At This Point in the Libretto

What has occasioned the latest Chorale of Concern, of course, came near the end of August, the scene in which CEO Ron Boire was hurled overboard after less than a year in the job. At The Hot Sheet, my colleague Jane Friedman and I wrote of the position as “perhaps the fastest revolving door in publishing industry. Ron Boire—whose background lies in general retail at stores such as Sears, Toys“R”Us, and Best Buy—was given the boot by B&N’s board of directors, who cited a poor fit.”
And it would fall to Mike Shatzkin, consultant and Cader-confidant to sing the set piece of the dilemma, “Barnes and Noble Faces a Challenge That Has Not Been Clearly Spelled Out.” He then clearly spelled it out.
“The big bookstore model is an anachronism. Just making it big doesn’t pull in the customers anymore. So a new strategy is definitely called for. B&N is going part of the way to one by recognizing that they need to do more to bring in customers and, at the same time, they can’t profitably shelve 100,000 titles across hundreds of stores. Taking their capabilities to where the customers already are would seem like an idea worth exploring.”
Before the violin section gets going again, let me bullet it out for you:
- Where once B&N was assailed as the Bookstore Killer by moms and pops for rolling over their independent shops, it’s now clung to by those who fear we’re about to see the demise of the last major US chain-kasbah for books.
- The change? It’s the Bezosian Beelzebub, of course, the Northwestern Nightmare, which is both blamed and begrudgingly praised for creating history’s greatest (commercial) library and for selling more books than any entity before it.
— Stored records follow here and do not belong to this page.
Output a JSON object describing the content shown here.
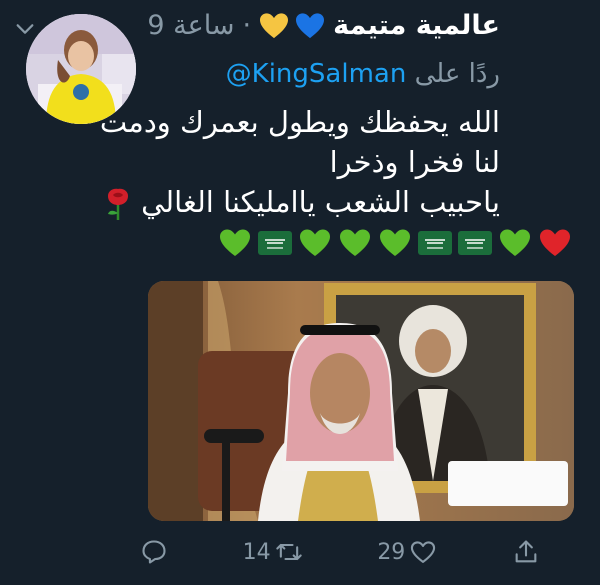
{
  "tweet": {
    "author": "عالمية متيمة",
    "time": "9 ساعة",
    "dot": "·",
    "reply_prefix": "ردًا على",
    "reply_handle": "@KingSalman",
    "lines": [
      "الله يحفظك ويطول بعمرك ودمت",
      "لنا فخرا وذخرا",
      "ياحبيب الشعب ياامليكنا الغالي"
    ],
    "header_hearts": [
      "yellow-heart-icon",
      "blue-heart-icon"
    ],
    "emoji_row": [
      "red-heart-icon",
      "green-heart-icon",
      "saudi-flag-icon",
      "saudi-flag-icon",
      "green-heart-icon",
      "green-heart-icon",
      "green-heart-icon",
      "saudi-flag-icon",
      "green-heart-icon"
    ],
    "colors": {
      "background": "#15202b",
      "secondary_text": "#8899a6",
      "link": "#1da1f2",
      "green_heart": "#5bbd2b",
      "red_heart": "#e0242a",
      "yellow_heart": "#f5c542",
      "blue_heart": "#1b74e4",
      "saudi_green": "#1b6d3b"
    }
  },
  "actions": {
    "reply_icon": "reply-icon",
    "retweet_count": "14",
    "retweet_icon": "retweet-icon",
    "like_count": "29",
    "like_icon": "like-icon",
    "share_icon": "share-icon"
  }
}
What Shatzkin is saying is that B&N can in no way provide the range and reach of the Amazonian cloud store.
- What’s more, as Hugh Howey notes in his own catamaran-aria, “Rocks, Paper, Scissors,” Amazon has become even smarter than before (yes, again) in rolling out its “new small footprint” Amazon Books shops. They give the retailer, as Howey rightly says, “the presence they’ve never had” in communities. Just like independent bookshops that capitalize on “presence and community,” he tells us, Amazon is getting down with small stores that draw on the mothership cloud store for inventory. “B&N will never be able to compete with Amazon on price or selection,” writes Howey.
- Thus Barnes & Noble has been stranded, no Einstein on this beach, with bloated physical retail sites it can’t sustain and which can never match the spectacular selection and delivery options of Amazon.
Mind you, Len Riggio, chairman of Barnes & Noble, has issued a stirring challenge, captured by Jim Milliot at Publishers Weekly as “Len Riggio Promises To Fix Barnes & Noble.” It includes Riggio’s defiant earnings-report lyrics:
“I’ll not rush headlong this time because I am more than willing to put the time and effort into all the tasks at hand. We are not just going to close stores and go home. We are committed to this business.”
Riggio got through to our good friend and colleague Laura Dawson, who—a former Barnes & Noble employee—rushes in with “Rumors Greatly Exaggerated,” experienced support for Riggio:
“As long as Len Riggio is still with us, Barnes & Noble will be too. It began as a college store and it may well end as one. But it will persist as long as Len wills it to. Do not expect him to turn off the lights and lock the doors.”
But, then arrives that quiet messenger who always turns the tide in the plot. In a private publishing listserv, he stage-whispers to Dawson:
“As long as Len Riggio is still with us, Barnes & Noble will be too? Len is 75.”
And the stage lights go out on the realization that not even the determined Lord Riggio may save this story.
Intermission. You see the problem. You hope no one caught you drying your eyes. And my provocation for you, here in the lobby (thank God for the bar), is this: If we’re now watching The Twilight of the Superstores, how bad is that, really?